Disrupting status quo on climate change

July 16, 2019

 

UN Development Programme and Alliance of Small Island States welcome disruptors and innovators to UN Headquarters

New York City, July 16 - On the side-lines of the UN’s High-Level Political Forum 2019, the UN Development Programme (UNDP) in partnership with the Alliance of Small Island States (AOSIS) welcomed a world known youth activist, a best-selling writer, a behavioural psychologist, an island ambassador, an indigenous peoples’ champion and a next generation urban planner, to discuss ideas on how to break the status quo and business as usual scenario that is currently preventing us from tackling climate change at the necessary scale.

Introducing the event, UNDP Administrator Achim Steiner said: “Disruption comes in the form of challenges: challenging both institutions and individuals, challenging accepted practice, dogma and ideology.”

“This evening,” he continued, “our debate is about what you have to do when you stop talking and start acting on climate change.”

Dr. Lisa Zaval, a behavioural scientist and researcher, pointed to the challenges in overcoming the status quo when people are predisposed to be resistant to change– the “status quo bias.”

“Human preferences, attitudes and beliefs are malleable,” she said. “But we are not rational decision makers, and that's why it is so important when coming up with solutions to changing the status quo on climate, we think carefully about how people actually make decisions.” One way to do that, she added, lies in how we present or frame information, “so as to diminish perceived losses and amplify the benefits of changing the status quo.”

Dr. Katharine Wilkinson, Vice President of Communication & Engagement at Project Drawdown, told the audience: “The climate crisis will break your heart. But your heart can just break, or it can break open and transform you - into an agent of courage and change. The truth is hard, but the truth can be transformational.”

The Maldives’ Ambassador to the United States as well as the UN, H.E. Thilmeeza Hussain, reflected on the growing threat that climate change is posing to her country. “Sitting here I cannot help but wonder what it going to happen to my nieces and nephews in the Maldives if we do not address climate change. The lives and livelihoods of future generations are at stake.” But there was hope, she added, citing as an example the Maldives transition to democracy as an example of the power people have to bring about huge shifts in behaviour.

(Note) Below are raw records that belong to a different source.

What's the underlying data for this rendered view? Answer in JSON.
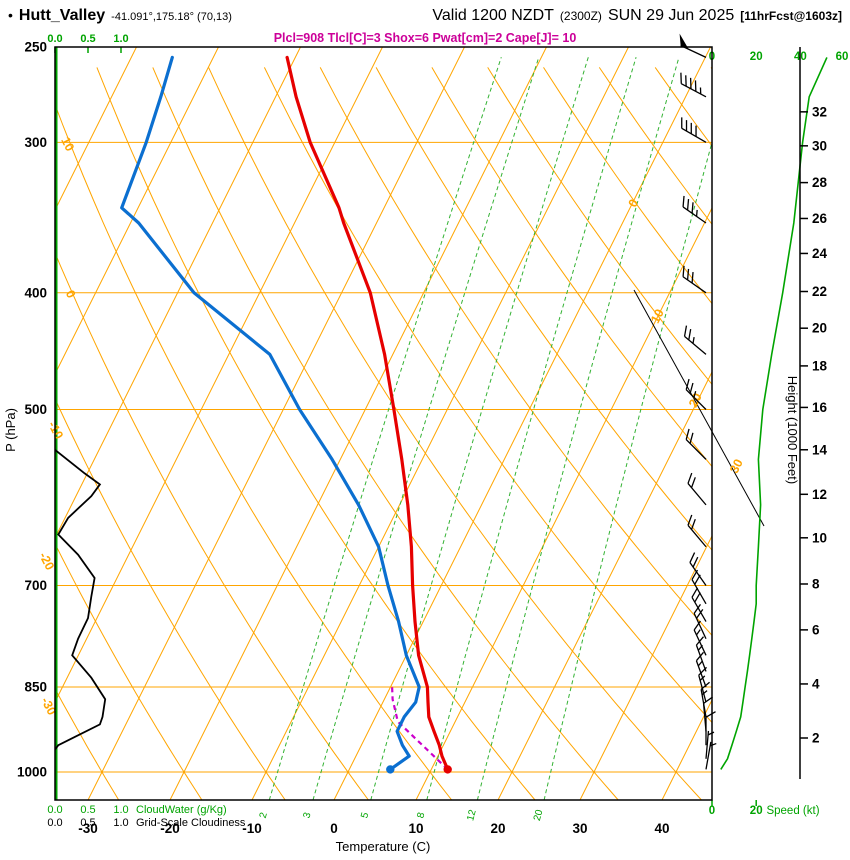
{
  "title": {
    "bullet": "•",
    "station": "Hutt_Valley",
    "coords": "-41.091°,175.18° (70,13)",
    "valid": "Valid 1200 NZDT",
    "valid_z": "(2300Z)",
    "valid_date": "SUN 29 Jun 2025",
    "fcst": "[11hrFcst@1603z]",
    "indices": "Plcl=908 Tlcl[C]=3 Shox=6 Pwat[cm]=2 Cape[J]= 10"
  },
  "axes": {
    "pressure_label": "P (hPa)",
    "temperature_label": "Temperature (C)",
    "height_label": "Height (1000 Feet)",
    "speed_label": "Speed (kt)",
    "cloudwater_label": "CloudWater (g/Kg)",
    "cloudiness_label": "Grid-Scale Cloudiness"
  },
  "colors": {
    "grid_orange": "#FFA500",
    "mixing_green": "#33B233",
    "label_green": "#00A400",
    "temperature_red": "#E60000",
    "dewpoint_blue": "#0B6FD0",
    "parcel_magenta": "#CC00CC",
    "indices_magenta": "#CC0099",
    "frame_black": "#000000"
  },
  "chart_data": {
    "type": "line",
    "variant": "skew-t log-p atmospheric sounding",
    "pressure_ticks_hpa": [
      250,
      300,
      400,
      500,
      700,
      850,
      1000
    ],
    "temperature_ticks_c": [
      -30,
      -20,
      -10,
      0,
      10,
      20,
      30,
      40
    ],
    "height_ticks_kft": [
      2,
      4,
      6,
      8,
      10,
      12,
      14,
      16,
      18,
      20,
      22,
      24,
      26,
      28,
      30,
      32
    ],
    "speed_ticks_top_kt": [
      0,
      20,
      40,
      60
    ],
    "speed_ticks_bottom_kt": [
      0,
      20
    ],
    "cloud_scale_ticks": [
      "0.0",
      "0.5",
      "1.0"
    ],
    "isotherm_labels_right_c": [
      0,
      10,
      20,
      30
    ],
    "dry_adiabat_labels_c": [
      10,
      0,
      -10,
      -20,
      -30
    ],
    "mixing_ratio_lines_gkg": [
      2,
      3,
      5,
      8,
      12,
      20
    ],
    "isotherm_range_c": [
      -80,
      40
    ],
    "dry_adiabat_range_c": [
      -30,
      130
    ],
    "sounding": {
      "pressure_hpa": [
        995,
        970,
        950,
        925,
        900,
        875,
        850,
        800,
        750,
        700,
        650,
        600,
        550,
        500,
        450,
        400,
        350,
        340,
        300,
        275,
        255
      ],
      "temperature_c": [
        12,
        10.5,
        9.5,
        8,
        6.5,
        5.5,
        4.5,
        1.5,
        -1,
        -3.5,
        -6,
        -9,
        -12.5,
        -16.5,
        -21,
        -26.5,
        -34,
        -35.5,
        -43,
        -47.5,
        -51
      ],
      "dewpoint_c": [
        5,
        6.5,
        5,
        3.5,
        3.5,
        4,
        3.5,
        0,
        -3,
        -6.5,
        -10,
        -15,
        -21,
        -28,
        -35,
        -48,
        -59,
        -62,
        -63,
        -64,
        -65
      ]
    },
    "surface": {
      "temperature_c": 12,
      "dewpoint_c": 5,
      "pressure_hpa": 995
    },
    "parcel_path": {
      "pressure_hpa": [
        995,
        908,
        870,
        850
      ],
      "temperature_c": [
        12,
        3,
        1,
        0.2
      ]
    },
    "wind_profile": {
      "pressure_hpa": [
        995,
        975,
        950,
        925,
        900,
        875,
        850,
        825,
        800,
        775,
        750,
        725,
        700,
        650,
        600,
        550,
        500,
        450,
        400,
        350,
        300,
        275,
        255
      ],
      "direction_deg": [
        10,
        5,
        360,
        355,
        350,
        345,
        340,
        340,
        335,
        335,
        330,
        330,
        325,
        320,
        320,
        315,
        315,
        310,
        305,
        305,
        300,
        298,
        295
      ],
      "speed_kt": [
        4,
        7,
        9,
        11,
        13,
        14,
        15,
        16,
        17,
        18,
        19,
        20,
        20,
        21,
        22,
        21,
        23,
        27,
        32,
        37,
        41,
        44,
        52
      ]
    },
    "cloudiness_profile": {
      "pressure_hpa": [
        540,
        565,
        577,
        590,
        615,
        635,
        660,
        690,
        715,
        745,
        775,
        800,
        835,
        870,
        900,
        913,
        935,
        950,
        958
      ],
      "fraction": [
        0,
        0.45,
        0.68,
        0.55,
        0.2,
        0.05,
        0.35,
        0.6,
        0.55,
        0.5,
        0.35,
        0.26,
        0.55,
        0.76,
        0.72,
        0.68,
        0.3,
        0.05,
        0
      ]
    },
    "cloudwater_profile": {
      "note_value": 0
    }
  }
}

Jamie Margolin, a 17-year-old high schooler and the Founder and Co-Executive Director of Zero Hour – the youth climate movement –  said that, for people of her age, knowing that life on the planet is “coming to an end as we know it” made it hard not to be cynical. “There is this impending dread and doom that there is nothing to plan for. The only logical action, therefore, is to do everything we can to fight climate change.”

Hindou Oumarou Ibrahim, President of the Association for Indigenous Women and Peoples of Chad (AFPAT). We need a change in the system, but to do that we need to engage the people far from New York.

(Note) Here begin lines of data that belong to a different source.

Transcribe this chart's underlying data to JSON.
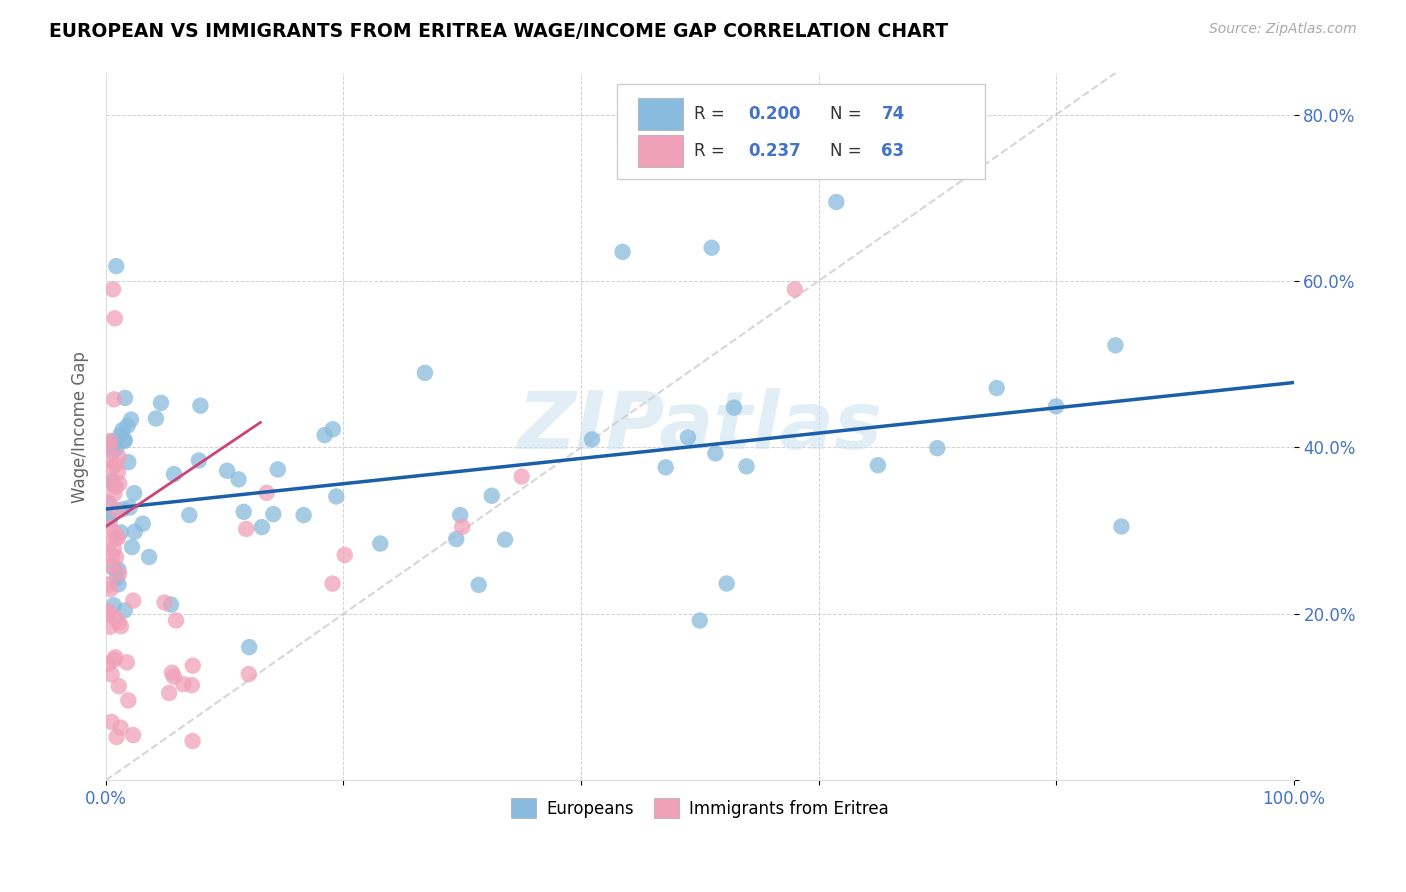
{
  "title": "EUROPEAN VS IMMIGRANTS FROM ERITREA WAGE/INCOME GAP CORRELATION CHART",
  "source": "Source: ZipAtlas.com",
  "ylabel": "Wage/Income Gap",
  "xlim": [
    0.0,
    1.0
  ],
  "ylim": [
    0.0,
    0.85
  ],
  "xtick_positions": [
    0.0,
    0.2,
    0.4,
    0.6,
    0.8,
    1.0
  ],
  "xticklabels": [
    "0.0%",
    "",
    "",
    "",
    "",
    "100.0%"
  ],
  "ytick_positions": [
    0.0,
    0.2,
    0.4,
    0.6,
    0.8
  ],
  "yticklabels": [
    "",
    "20.0%",
    "40.0%",
    "60.0%",
    "80.0%"
  ],
  "blue_color": "#88bbdd",
  "pink_color": "#f0a0b8",
  "trendline_blue_color": "#1a5fa8",
  "trendline_pink_color": "#cc4477",
  "diagonal_color": "#cccccc",
  "tick_color": "#4472c4",
  "watermark_color": "#d0e4f0",
  "legend_r_blue": "0.200",
  "legend_n_blue": "74",
  "legend_r_pink": "0.237",
  "legend_n_pink": "63",
  "watermark_text": "ZIPatlas",
  "legend_bottom": [
    "Europeans",
    "Immigrants from Eritrea"
  ],
  "blue_trendline_x": [
    0.0,
    1.0
  ],
  "blue_trendline_y": [
    0.326,
    0.478
  ],
  "pink_trendline_x": [
    0.0,
    0.13
  ],
  "pink_trendline_y": [
    0.305,
    0.43
  ]
}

Said that we had much to learn “from the people who do not have anything but are living through the impacts of climate change, they are the ones that know nature, and know that living in harmony with the earth is the most sustainable way forward.”

Focusing in particular on the effects of climate change in urban settings, Ms. Khyati Rathore, Architect and Global South Youth Representative for the official youth constituency of the UNFCCC (YOUNGO) said that climate change solutions had to also address social vulnerabilities amongst urban populations that “exacerbate” the impacts of climate change.

“There are fundamental flaws in our current system”, she added. “While some of us grow and develop some are left behind.”

Astrid Schomaker, Director for Global Sustainable Development at European Commission, said that climate action must focus on shifting of the economic model: “We must move away from the actual linear model to a circular economy.” Ms. Shomaker said that governments must put the framework conditions for this to happen, such us mandating products designs that are recyclable, reusable or manufacturable, as well as securing that consumers have the information to make the right choices. “Action is needed but action towards a different economic model, towards a circular economy, not just by anyone but by all of us, not just by targeting consumerism but also targeting the production side of the story.”     

H.E. Lois Young, the Chair of AOSIS and Belize’s Ambassador to the UN, said in closing remarks that AOSIS had been “advocates for high ambition on climate for a long time.” But, she added, “that has meant we have had to face formidable challenges. We have confronted the status quo, but it is like climbing Mount Everest. Everyone knows that we cannot have business as usual. There has to be some kind of disruptive change. Where it is going to come from I don't know, but I was heartened to hear some of the ideas from the panel tonight.”